Webster’s Dictionary defines “accountability” as “the quality or state of being accountable; an obligation or willingness to accept responsibility for one’s actions.” Notice the adjectives describing accountability in the dictionary: quality, obligation, willingness and responsibility.
A critical component for individual growth is learning how to manage mistakes effectively, to your advantage and to the advantage of others. Below is an accountability spectrum that can help each of us determine our level of accountability, personally and in the workplace.
Level One: Playing the blame game.
Level Two: Realizing that change is needed, identifying the issue, but expecting someone else to come to the rescue.
Level Three: Acknowledging mistakes and failures, confronting them directly and hoping that your willingness to own up to your faults is enough.
Level Four: Identifying and taking responsibility for your mistakes, missed deadlines, and failing to meet standards. Examining the errors, identifying the root cause and what needs to change, developing a strategy to correct the problem and creating a plan that will prevent you from making the same type of mistake.
Level Five: Taking Level Four and running with it! Executing the plan with a clear focus, discipline and extraordinary effort. In Level five you are consciously using your strengths to enhance your performance. You are willing to do what it takes to break down any roadblocks to your success.
Everybody falls short once in a while. We make mistakes. However, if we work for Level Five accountability when we make mistakes or meet roadblocks that can compromise our success personally and professionally, we will end up with more positive outcomes and success. “Don’t whine, don’t complain, and don’t make excuses — you get out there and whatever you’re doing do it to the best of your ability.

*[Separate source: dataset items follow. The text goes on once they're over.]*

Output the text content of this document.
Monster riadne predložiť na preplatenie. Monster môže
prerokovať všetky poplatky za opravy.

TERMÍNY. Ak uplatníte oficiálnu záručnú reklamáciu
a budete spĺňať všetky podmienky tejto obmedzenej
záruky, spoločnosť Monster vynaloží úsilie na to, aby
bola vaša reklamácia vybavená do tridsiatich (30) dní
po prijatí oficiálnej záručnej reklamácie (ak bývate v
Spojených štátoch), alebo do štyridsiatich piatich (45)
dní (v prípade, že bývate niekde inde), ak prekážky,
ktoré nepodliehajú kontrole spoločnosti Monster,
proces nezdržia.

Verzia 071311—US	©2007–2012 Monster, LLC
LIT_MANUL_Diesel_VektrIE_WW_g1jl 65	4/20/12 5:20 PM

No one can do more than that.” (John Wooden)
Wishing you peace and wellbeing as you evaluate where you lay on the accountability spectrum when you make mistakes.
PS: Remember to hold the ones you love just a little closer and tighter this week (without expectations).
[image description: two chickens are facing each other, one chicken is saying, You’ve got a problem with avoiding personal accountability. The second chicken responds, ya, and whose fault is that?]